Alberto Caruso aime à invoquer ainsi (entre autres grands ancêtres tels Bach et Beethoven) la grande figure d'Igor Stravinsky pour son indépendance, son peu de souci des écoles et son utilisation de répertoires folkloriques divers. Et de nous rappeler la grande leçon d'Arnold Schoenberg dans son traité des "Harmonielehre" et son éloge d'une harmonie fluctuante, d'une "émancipation de la dissonance" mais aussi de l'héritage du système tonal envisagés comme autant d'espaces utopiques, libertaires bien faits pour un musicien universaliste, sans frontières et sans préjugés.
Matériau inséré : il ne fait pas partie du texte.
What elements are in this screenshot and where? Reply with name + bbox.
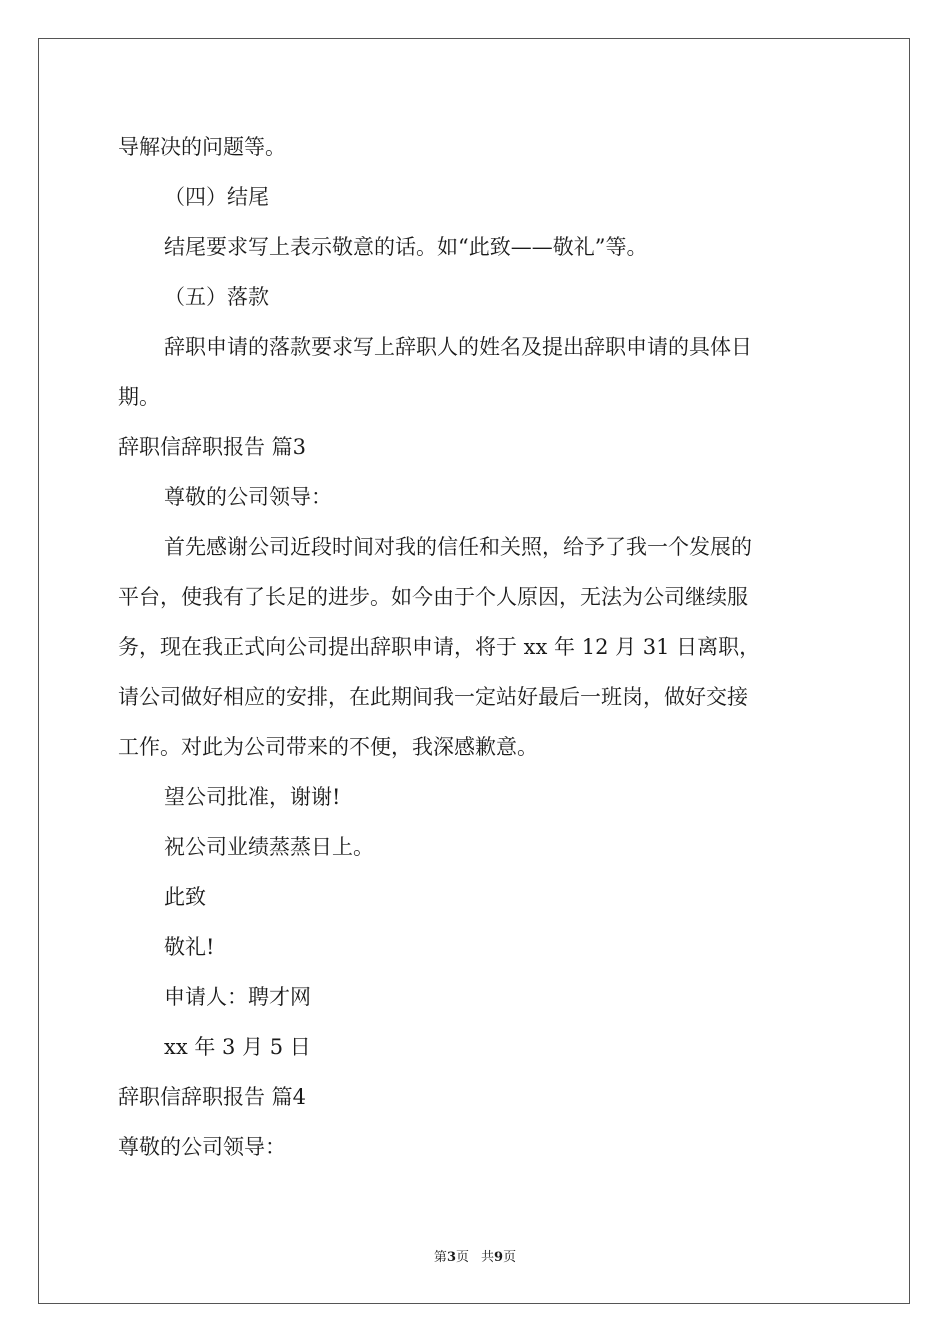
closing-line: 此致 (164, 885, 206, 909)
text-line-2: （四）结尾 (164, 185, 269, 209)
footer-total-suffix: 页 (503, 1250, 517, 1265)
text-line-1: 导解决的问题等。 (118, 135, 286, 159)
text-line-3: 结尾要求写上表示敬意的话。如“此致——敬礼”等。 (164, 235, 648, 259)
document-body (118, 122, 834, 1172)
footer-total-number: 9 (494, 1250, 504, 1265)
date-line: xx 年 3 月 5 日 (164, 1035, 311, 1059)
applicant-line: 申请人：聘才网 (164, 985, 311, 1009)
text-line-4: （五）落款 (164, 285, 269, 309)
salutation: 尊敬的公司领导： (164, 485, 332, 509)
text-line-10: 平台，使我有了长足的进步。如今由于个人原因，无法为公司继续服 (118, 585, 748, 609)
text-line-6: 期。 (118, 385, 160, 409)
text-line-14: 望公司批准，谢谢! (164, 785, 341, 809)
footer-page-number: 3 (446, 1250, 456, 1265)
text-line-12: 请公司做好相应的安排，在此期间我一定站好最后一班岗，做好交接 (118, 685, 748, 709)
page-footer (0, 1246, 950, 1265)
footer-page-suffix: 页 (455, 1250, 469, 1265)
text-line-15: 祝公司业绩蒸蒸日上。 (164, 835, 374, 859)
footer-page-prefix: 第 (433, 1250, 447, 1265)
section-heading-4: 辞职信辞职报告 篇4 (118, 1085, 307, 1109)
closing-regards: 敬礼! (164, 935, 215, 959)
footer-total-prefix: 共 (481, 1250, 495, 1265)
text-line-9: 首先感谢公司近段时间对我的信任和关照，给予了我一个发展的 (164, 535, 752, 559)
salutation-2: 尊敬的公司领导： (118, 1135, 286, 1159)
text-line-11: 务，现在我正式向公司提出辞职申请，将于 xx 年 12 月 31 日离职， (118, 635, 761, 659)
section-heading-3: 辞职信辞职报告 篇3 (118, 435, 307, 459)
text-line-13: 工作。对此为公司带来的不便，我深感歉意。 (118, 735, 538, 759)
text-line-5: 辞职申请的落款要求写上辞职人的姓名及提出辞职申请的具体日 (164, 335, 752, 359)
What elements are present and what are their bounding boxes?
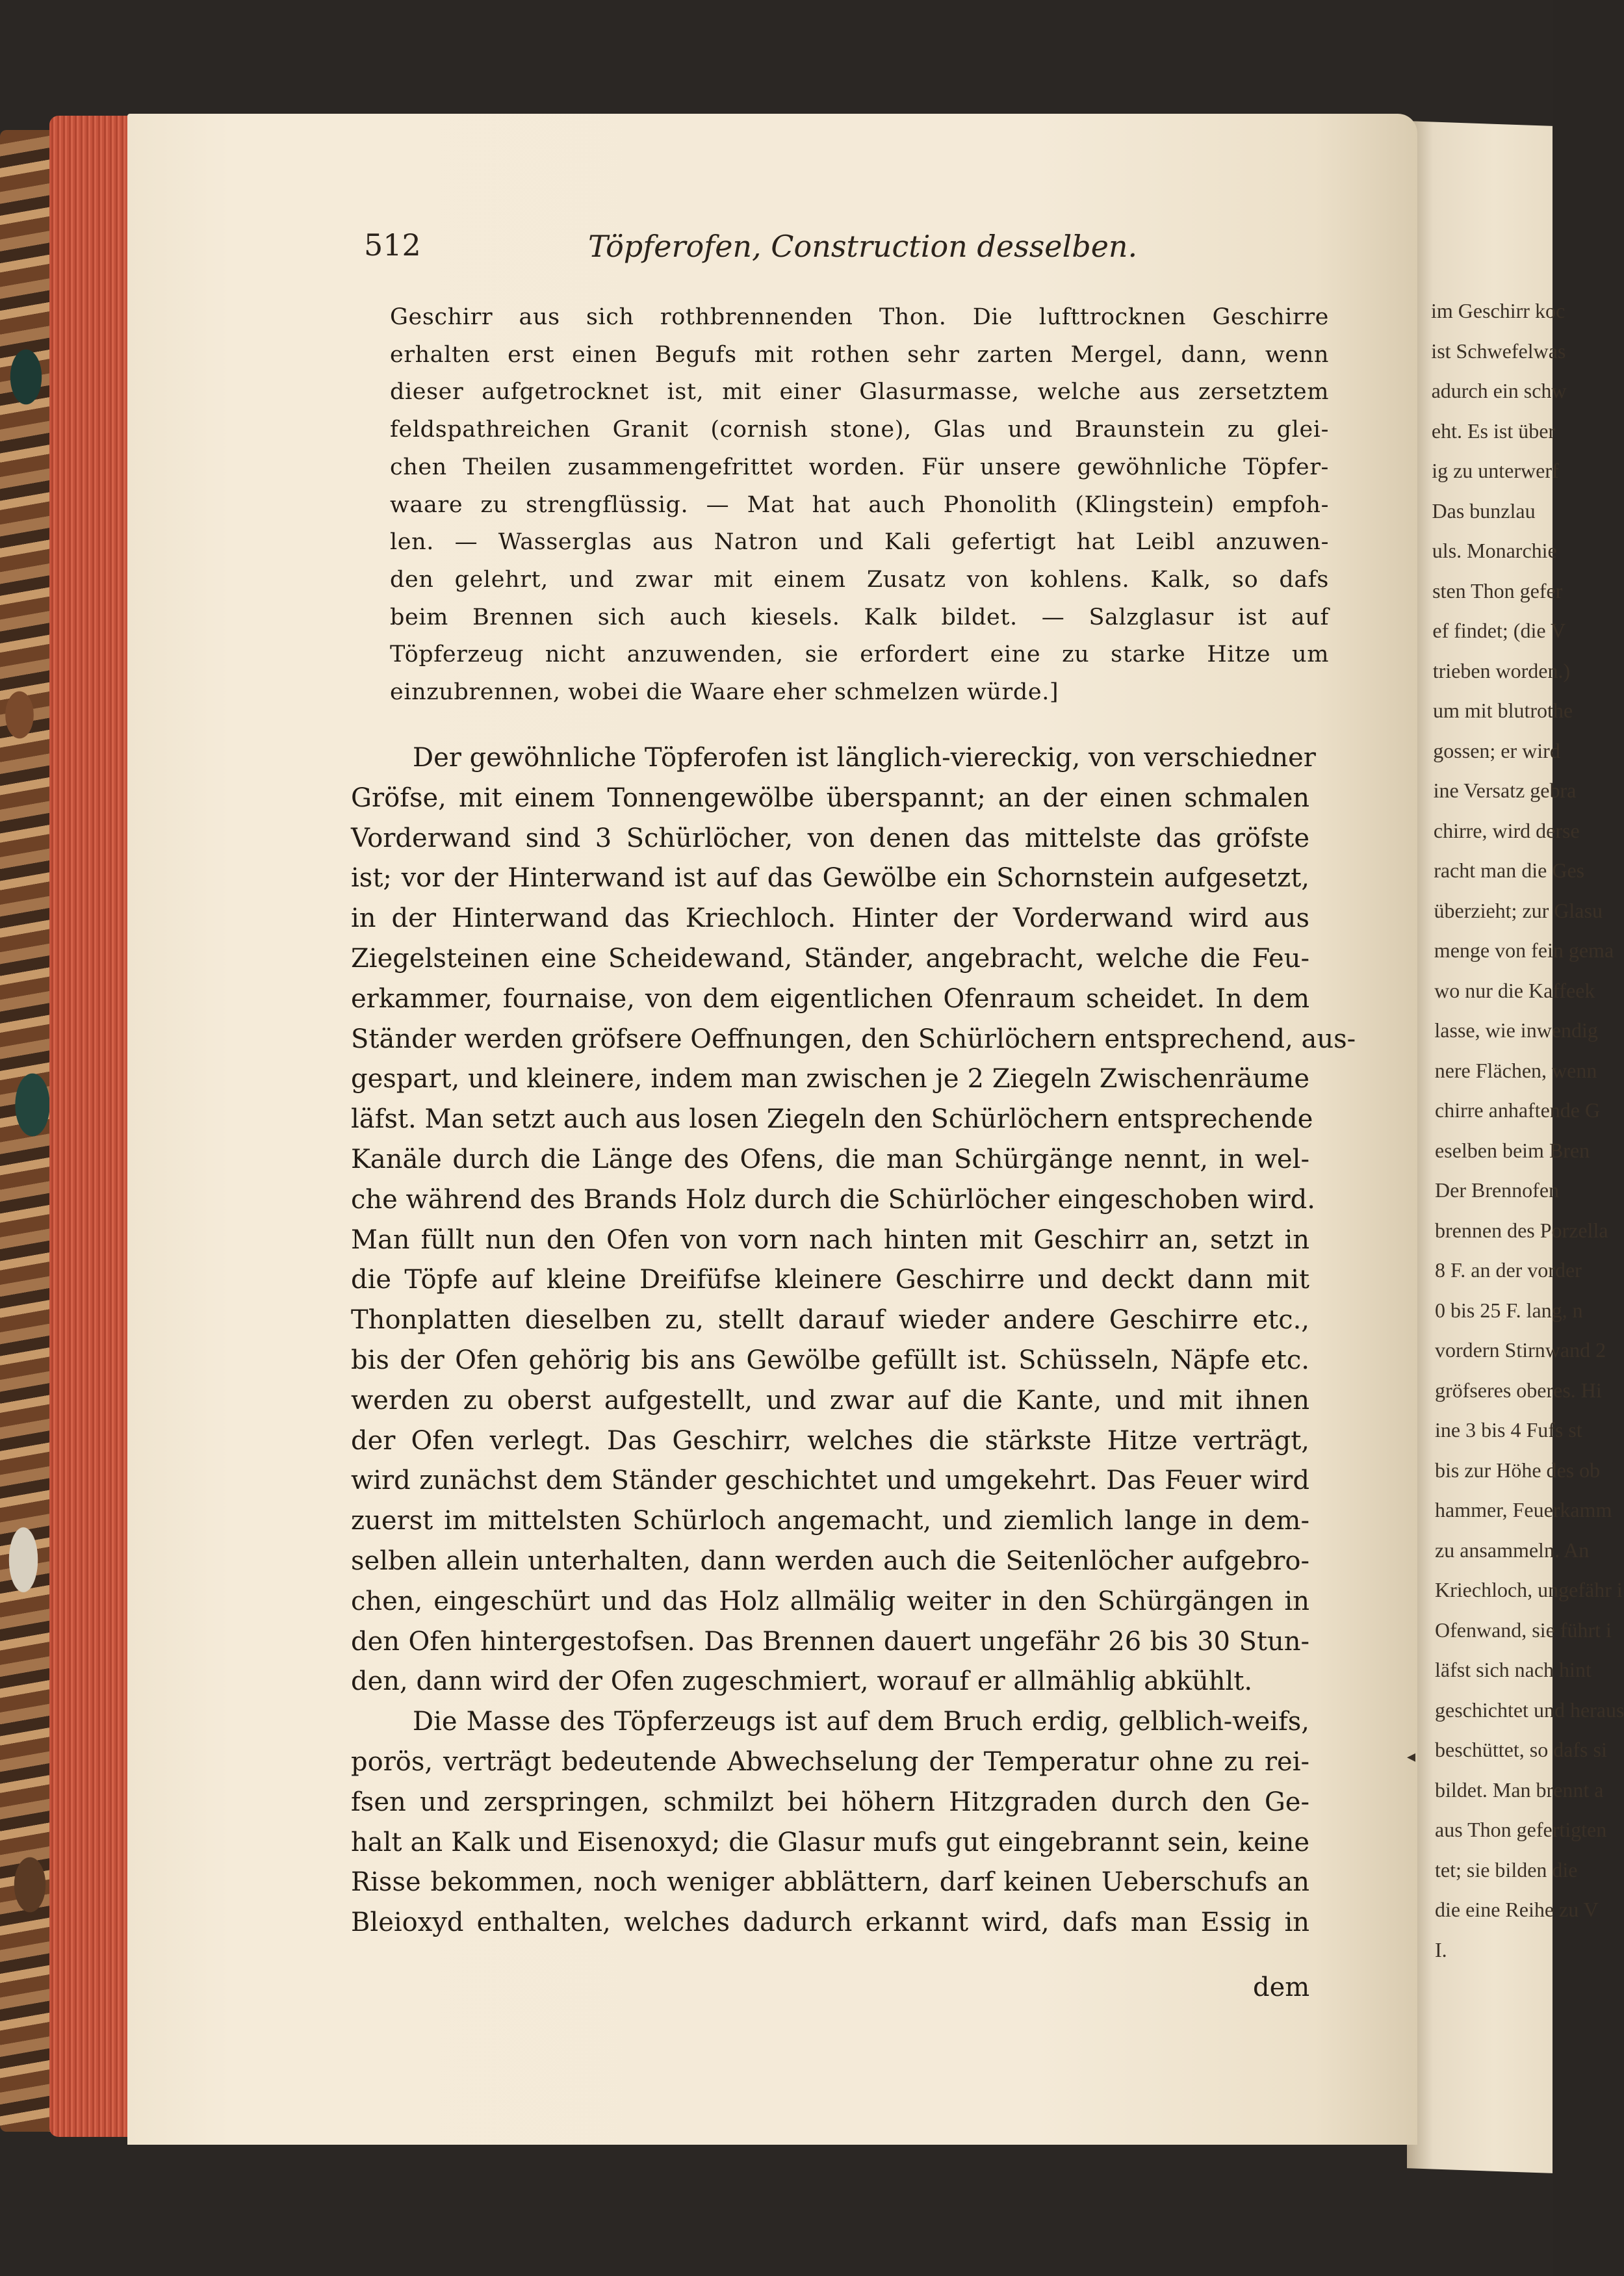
facing-page-line: brennen des Porzella <box>1435 1218 1608 1242</box>
small-text-line: chen Theilen zusammengefrittet worden. Für unsere gewöhnliche Töpfer- <box>390 454 1329 480</box>
facing-page-line: chirre, wird derse <box>1433 818 1580 842</box>
facing-page-line: gossen; er wird <box>1433 738 1560 762</box>
facing-page-line: wo nur die Kaffeek <box>1434 978 1595 1002</box>
facing-page-text <box>1430 299 1624 2054</box>
facing-page-line: trieben worden.) <box>1432 658 1571 682</box>
facing-page-line: im Geschirr koc <box>1431 299 1566 322</box>
facing-page-line: sten Thon gefer <box>1432 578 1563 602</box>
small-text-line: waare zu strengflüssig. — Mat hat auch Phonolith (Klingstein) empfoh- <box>390 491 1329 518</box>
page-number: 512 <box>364 227 421 263</box>
footnote-block <box>390 299 1329 712</box>
small-text-line: den gelehrt, und zwar mit einem Zusatz von kohlens. Kalk, so dafs <box>390 566 1329 593</box>
facing-page-line: 0 bis 25 F. lang, n <box>1435 1298 1583 1322</box>
main-text-line: der Ofen verlegt. Das Geschirr, welches die stärkste Hitze verträgt, <box>351 1425 1309 1456</box>
facing-page-line: uls. Monarchie <box>1432 539 1557 562</box>
main-text-line: läfst. Man setzt auch aus losen Ziegeln den Schürlöchern entsprechende <box>351 1104 1313 1135</box>
facing-page-line: racht man die Ges <box>1434 859 1585 882</box>
main-text-line: Risse bekommen, noch weniger abblättern, darf keinen Ueberschufs an <box>351 1867 1309 1898</box>
facing-page-line: läfst sich nach hint <box>1435 1658 1592 1681</box>
small-text-line: dieser aufgetrocknet ist, mit einer Glasurmasse, welche aus zersetztem <box>390 379 1329 406</box>
main-text-line: den, dann wird der Ofen zugeschmiert, worauf er allmählig abkühlt. <box>351 1666 1253 1697</box>
main-text-line: chen, eingeschürt und das Holz allmälig weiter in den Schürgängen in <box>351 1586 1309 1616</box>
main-text-line: Die Masse des Töpferzeugs ist auf dem Bruch erdig, gelblich-weifs, <box>413 1707 1309 1737</box>
main-text-line: porös, verträgt bedeutende Abwechselung der Temperatur ohne zu rei- <box>351 1746 1309 1777</box>
facing-page-line: Der Brennofen <box>1435 1178 1560 1202</box>
facing-page-line: gröfseres oberes. Hi <box>1435 1378 1602 1402</box>
main-text-line: Gröfse, mit einem Tonnengewölbe überspannt; an der einen schmalen <box>351 782 1309 813</box>
main-text-line: erkammer, fournaise, von dem eigentlichen Ofenraum scheidet. In dem <box>351 983 1309 1014</box>
facing-page-line: bis zur Höhe des ob <box>1435 1458 1601 1482</box>
facing-page-line: adurch ein schw <box>1431 379 1567 402</box>
running-head: Töpferofen, Construction desselben. <box>588 229 1138 264</box>
facing-page-line: vordern Stirnwand 2 <box>1435 1338 1606 1362</box>
main-text-line: bis der Ofen gehörig bis ans Gewölbe gefüllt ist. Schüsseln, Näpfe etc. <box>351 1345 1309 1375</box>
facing-page-line: beschüttet, so dafs si <box>1435 1738 1607 1761</box>
facing-page-line: 8 F. an der vorder <box>1435 1258 1582 1282</box>
facing-page-line: chirre anhaftende G <box>1435 1098 1601 1122</box>
facing-page-line: tet; sie bilden die <box>1435 1857 1578 1882</box>
main-text-line: che während des Brands Holz durch die Schürlöcher eingeschoben wird. <box>351 1184 1315 1215</box>
facing-page-line: nere Flächen, wenn <box>1434 1058 1597 1082</box>
main-text-line: fsen und zerspringen, schmilzt bei höhern Hitzgraden durch den Ge- <box>351 1787 1309 1817</box>
main-text-line: wird zunächst dem Ständer geschichtet und umgekehrt. Das Feuer wird <box>351 1466 1309 1496</box>
facing-page-line: eselben beim Bren <box>1435 1138 1590 1162</box>
main-text-line: Man füllt nun den Ofen von vorn nach hinten mit Geschirr an, setzt in <box>351 1224 1309 1255</box>
facing-page-line: zu ansammeln. An <box>1435 1538 1590 1562</box>
main-text-line: Ziegelsteinen eine Scheidewand, Ständer, angebracht, welche die Feu- <box>351 943 1309 974</box>
facing-page-line: um mit blutrothe <box>1433 699 1573 722</box>
main-text-line: ist; vor der Hinterwand ist auf das Gewölbe ein Schornstein aufgesetzt, <box>351 863 1309 894</box>
facing-page-line: überzieht; zur Glasu <box>1434 898 1603 922</box>
main-text-line: die Töpfe auf kleine Dreifüfse kleinere Geschirre und deckt dann mit <box>351 1265 1309 1295</box>
main-text-line: zuerst im mittelsten Schürloch angemacht, und ziemlich lange in dem- <box>351 1506 1309 1536</box>
main-text-line: werden zu oberst aufgestellt, und zwar auf die Kante, und mit ihnen <box>351 1385 1309 1416</box>
facing-page-line: Ofenwand, sie führt i <box>1435 1618 1612 1642</box>
facing-page-line: ef findet; (die V <box>1432 619 1566 642</box>
facing-page-line: lasse, wie inwendig <box>1434 1018 1598 1042</box>
main-text-line: in der Hinterwand das Kriechloch. Hinter der Vorderwand wird aus <box>351 903 1309 934</box>
facing-page-line: ig zu unterwerf <box>1432 459 1559 482</box>
main-text-line: Der gewöhnliche Töpferofen ist länglich-viereckig, von verschiedner <box>413 743 1316 773</box>
facing-page-line: aus Thon gefertigten <box>1435 1818 1607 1841</box>
main-text-line: Ständer werden gröfsere Oeffnungen, den Schürlöchern entsprechend, aus- <box>351 1024 1356 1054</box>
small-text-line: erhalten erst einen Begufs mit rothen sehr zarten Mergel, dann, wenn <box>390 341 1329 368</box>
facing-page-line: geschichtet und heraus <box>1435 1698 1624 1722</box>
facing-page-line: eht. Es ist über <box>1431 419 1556 443</box>
facing-page-line: bildet. Man brennt a <box>1435 1778 1604 1802</box>
small-text-line: len. — Wasserglas aus Natron und Kali gefertigt hat Leibl anzuwen- <box>390 529 1329 556</box>
main-text-line: Bleioxyd enthalten, welches dadurch erkannt wird, dafs man Essig in <box>351 1907 1309 1938</box>
facing-page-line: menge von fein gema <box>1434 938 1614 962</box>
main-text-line: Kanäle durch die Länge des Ofens, die man Schürgänge nennt, in wel- <box>351 1144 1309 1174</box>
facing-page-line: Kriechloch, ungefähr i <box>1435 1578 1623 1601</box>
facing-page-line: die eine Reihe zu V <box>1435 1898 1599 1921</box>
facing-page-line: hammer, Feuerkamm <box>1435 1498 1612 1521</box>
facing-page-line: ine Versatz gebra <box>1433 779 1577 802</box>
main-text-line: Vorderwand sind 3 Schürlöcher, von denen das mittelste das gröfste <box>351 823 1309 853</box>
small-text-line: beim Brennen sich auch kiesels. Kalk bildet. — Salzglasur ist auf <box>390 604 1329 630</box>
facing-page-line: Das bunzlau <box>1432 498 1536 523</box>
small-text-line: Töpferzeug nicht anzuwenden, sie erfordert eine zu starke Hitze um <box>390 641 1329 668</box>
small-text-line: feldspathreichen Granit (cornish stone), Glas und Braunstein zu glei- <box>390 417 1329 443</box>
small-text-line: Geschirr aus sich rothbrennenden Thon. Die lufttrocknen Geschirre <box>390 304 1329 330</box>
page-edges <box>49 116 134 2137</box>
main-text-block <box>351 738 1356 1943</box>
catchword: dem <box>1253 1972 1310 2002</box>
facing-page-line: ist Schwefelwas <box>1431 339 1566 363</box>
main-text-line: halt an Kalk und Eisenoxyd; die Glasur mufs gut eingebrannt sein, keine <box>351 1827 1309 1857</box>
main-text-line: selben allein unterhalten, dann werden auch die Seitenlöcher aufgebro- <box>351 1545 1309 1576</box>
main-text-line: Thonplatten dieselben zu, stellt darauf wieder andere Geschirre etc., <box>351 1305 1309 1336</box>
arrow-mark: ◂ <box>1407 1747 1416 1766</box>
facing-page-line: ine 3 bis 4 Fufs st <box>1435 1418 1582 1442</box>
main-text-line: den Ofen hintergestofsen. Das Brennen dauert ungefähr 26 bis 30 Stun- <box>351 1626 1309 1657</box>
small-text-line: einzubrennen, wobei die Waare eher schmelzen würde.] <box>390 679 1059 706</box>
facing-page-line: I. <box>1435 1937 1447 1961</box>
main-text-line: gespart, und kleinere, indem man zwischen je 2 Ziegeln Zwischenräume <box>351 1064 1309 1094</box>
La philosophie et la foi tiennent aussi une place prépondérante dans le travail d'Alberto Caruso. Rien d'étonnant donc à ce qu'on lui ait passé la commande d'une messe pour la future élection du nouveau supérieur général des Jésuites qui se tiendra en 2016 à Rome. Eclectisme disait-on ? Son prochain opéra dont le livret a été confié à Sébastien Mullier aura pour héros un empereur controversé de l'Antiquité Héliogabale dont il compte bien réhabiliter la figure d'artiste total et la geste de prêtre adorateur du soleil. À suivre donc.

>> albertocaruso.com

Principaux repères :
2014 : "The Master", opéra en trois actes sur un livret de Colm Tóibín adapté de son roman.
2013 : "Banuru Songs" pour soprano, chœur et orchestre sur des poèmes de Vivienne Glance. Joondalup Festival Australie.
2008 : "Il Piccolo Principe", opéra en trois actes, musique et livret d'Alberto Caruso (d'après Saint-Exupéry).
2001 : Diplôme de Direction d'orchestre, Conservatoire Giuseppe Verdi Turin.
2000 : Diplôme en Composition, Conservatoire Giuseppe Verdi Turin.
1992 : Diplôme supérieur en Piano, Accademia Nazionale Santa Cecilia Rome.
1989 : Diplôme "summa con laude" en Piano, Conservatoire Santa Cecilia Rome.